Nachdem Luther das erste für weite Teile der Bevölkerung lesbare „Neue Testament“ (Septembertestament) im Herbst 1522 in deutscher Sprache veröffentlicht hatte, geriet die katholische Kirche in Zugzwang, denn ihr Standardwerk, die „Vulgata“, war seit dem 7. Jahrhundert in Latein geschrieben. Sie konnte ausschließlich von Pfarrern, der gebildeten Oberschicht und in Klöstern gelesen werden, sodass eine allgemeine Verbreitung illusorisch war.

Luthers „Neues Testament“ kam als geistige und sprachschöpferische Meisterleistung in den deutschen Kleinstaaten schnell unters Volk, denn Johann Gutenberg hatte den Buchdruck gerade rechtzeitig erfunden. Trotz des hohen Preises von eineinhalb Gulden pro Stück war die Auflage in drei Monaten vergriffen.

Die geniale Übersetzung basierte auf der griechischen Textausgabe des Erasmus von Rotterdam. Ein wesentlicher Grund für die rasante Verbreitung war, dass der Schöpfer der deutschen Schriftsprache bei der Übersetzung der griechischen Ausgangssprache in die deutsche Zielsprache dem gemeinen Volk aufs Maul geschaut hatte. Das machte die Heilige Schrift für jedermann lesbar und verständlich.

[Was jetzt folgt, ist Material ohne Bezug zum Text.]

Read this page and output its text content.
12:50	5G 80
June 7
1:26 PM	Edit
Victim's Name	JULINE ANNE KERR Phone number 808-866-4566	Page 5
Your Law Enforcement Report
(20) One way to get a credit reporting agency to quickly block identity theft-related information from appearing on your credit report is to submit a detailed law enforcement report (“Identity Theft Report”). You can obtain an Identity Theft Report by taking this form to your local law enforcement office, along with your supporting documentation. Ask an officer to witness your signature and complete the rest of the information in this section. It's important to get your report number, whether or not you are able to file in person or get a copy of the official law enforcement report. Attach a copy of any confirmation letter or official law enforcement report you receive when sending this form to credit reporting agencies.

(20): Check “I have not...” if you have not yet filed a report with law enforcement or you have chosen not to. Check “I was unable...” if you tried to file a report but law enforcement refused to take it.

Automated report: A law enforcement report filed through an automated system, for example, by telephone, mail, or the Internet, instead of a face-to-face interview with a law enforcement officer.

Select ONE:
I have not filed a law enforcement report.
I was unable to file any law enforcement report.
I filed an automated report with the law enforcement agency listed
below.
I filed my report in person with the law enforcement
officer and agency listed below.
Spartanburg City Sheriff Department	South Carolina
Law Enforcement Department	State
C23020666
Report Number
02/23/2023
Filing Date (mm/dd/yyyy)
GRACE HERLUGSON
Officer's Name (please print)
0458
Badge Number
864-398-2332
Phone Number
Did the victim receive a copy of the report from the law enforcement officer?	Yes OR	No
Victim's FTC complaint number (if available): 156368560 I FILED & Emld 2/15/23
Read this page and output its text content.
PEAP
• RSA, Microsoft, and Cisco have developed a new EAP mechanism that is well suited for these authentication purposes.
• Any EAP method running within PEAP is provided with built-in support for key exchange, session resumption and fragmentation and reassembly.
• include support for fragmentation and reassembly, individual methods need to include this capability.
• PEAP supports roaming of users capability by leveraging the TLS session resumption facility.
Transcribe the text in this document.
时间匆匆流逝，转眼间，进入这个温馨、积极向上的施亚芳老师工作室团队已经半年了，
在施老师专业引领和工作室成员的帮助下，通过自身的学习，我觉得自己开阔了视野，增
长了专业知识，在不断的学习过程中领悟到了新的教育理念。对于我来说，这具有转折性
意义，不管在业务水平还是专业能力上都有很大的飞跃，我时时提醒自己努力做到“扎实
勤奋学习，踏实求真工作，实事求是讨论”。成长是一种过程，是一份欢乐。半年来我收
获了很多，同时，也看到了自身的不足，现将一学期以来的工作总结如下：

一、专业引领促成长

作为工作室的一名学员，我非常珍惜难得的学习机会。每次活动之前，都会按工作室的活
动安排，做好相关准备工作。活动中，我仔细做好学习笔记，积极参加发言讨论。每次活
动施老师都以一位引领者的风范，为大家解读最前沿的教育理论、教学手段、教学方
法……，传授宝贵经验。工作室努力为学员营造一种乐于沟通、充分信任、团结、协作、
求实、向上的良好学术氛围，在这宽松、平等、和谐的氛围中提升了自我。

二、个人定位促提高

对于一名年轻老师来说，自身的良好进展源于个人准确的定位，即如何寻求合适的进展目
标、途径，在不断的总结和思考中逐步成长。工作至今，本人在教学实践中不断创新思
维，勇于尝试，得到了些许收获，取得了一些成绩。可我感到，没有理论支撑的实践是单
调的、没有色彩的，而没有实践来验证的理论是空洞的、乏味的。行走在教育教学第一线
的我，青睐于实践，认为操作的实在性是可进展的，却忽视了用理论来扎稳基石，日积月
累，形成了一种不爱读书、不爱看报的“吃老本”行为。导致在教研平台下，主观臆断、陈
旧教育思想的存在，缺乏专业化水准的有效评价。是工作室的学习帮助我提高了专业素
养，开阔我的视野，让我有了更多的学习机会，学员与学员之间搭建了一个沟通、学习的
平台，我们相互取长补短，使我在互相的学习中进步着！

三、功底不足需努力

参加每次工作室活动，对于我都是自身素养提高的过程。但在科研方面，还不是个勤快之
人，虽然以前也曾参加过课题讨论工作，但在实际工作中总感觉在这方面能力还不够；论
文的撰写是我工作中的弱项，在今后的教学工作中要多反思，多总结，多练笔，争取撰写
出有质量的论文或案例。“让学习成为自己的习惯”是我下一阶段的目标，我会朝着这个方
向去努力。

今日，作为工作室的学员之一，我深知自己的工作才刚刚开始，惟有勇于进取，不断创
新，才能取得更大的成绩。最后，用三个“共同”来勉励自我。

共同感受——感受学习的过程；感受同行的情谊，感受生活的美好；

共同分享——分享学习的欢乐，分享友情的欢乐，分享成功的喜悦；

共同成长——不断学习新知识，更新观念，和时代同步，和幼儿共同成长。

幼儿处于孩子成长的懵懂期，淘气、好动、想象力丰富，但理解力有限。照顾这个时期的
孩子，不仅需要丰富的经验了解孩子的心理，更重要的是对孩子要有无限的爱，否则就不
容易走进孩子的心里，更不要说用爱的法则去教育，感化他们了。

Luther war ein Perfektionist. Er verbesserte seine Übersetzungen mehrfach und lieferte Kommentare zu wichtigen Textstellen. Beispielsweise übersetzte er: „So halten wir nun dafür, dass der Mensch gerecht wird ohne des Gesetzes Werke, allein durch den Glauben.“ Das für den Leser wichtige Wort „allein“ fügte er hinzu, weil es sich aus dem Gesamtverständnis der Heiligen Schrift zwingend ergab. Die Plagiatoren haben dieses zentrale Wörtchen nicht übernommen, weil sie sonst die Rechtfertigungslehre und den Ablasshandel ad absurdum geführt hätten. Dann wäre der Petersdom erst einige Päpste später fertig geworden und es hätte weniger Ketzer gegeben.

Als Reaktion auf die Verkaufserfolge der Lutherbibel erschienen in kurzer Folge drei Übersetzungen der „Vulgata“ in deutscher Sprache. Mit denen trat die katholische Kirche in Wettbewerb zu Luthers Bestseller. Die Herausgeber Hieronymus Emser, Johannes Eck und Johann Dietenberger wollten sich mit ihren katholischen deutschen Bibeln gegen die angebliche Verfälschung der „Heiligen Schrift“ durch Luther wenden. Doch tatsächlich standen sie in großer Nähe zur Textfassung des vogelfreien Ketzers. Nach heutigem Verständnis müsste man jeden der plagiierenden Herausgeber posthum zum Dr. schummel cum laude promovieren.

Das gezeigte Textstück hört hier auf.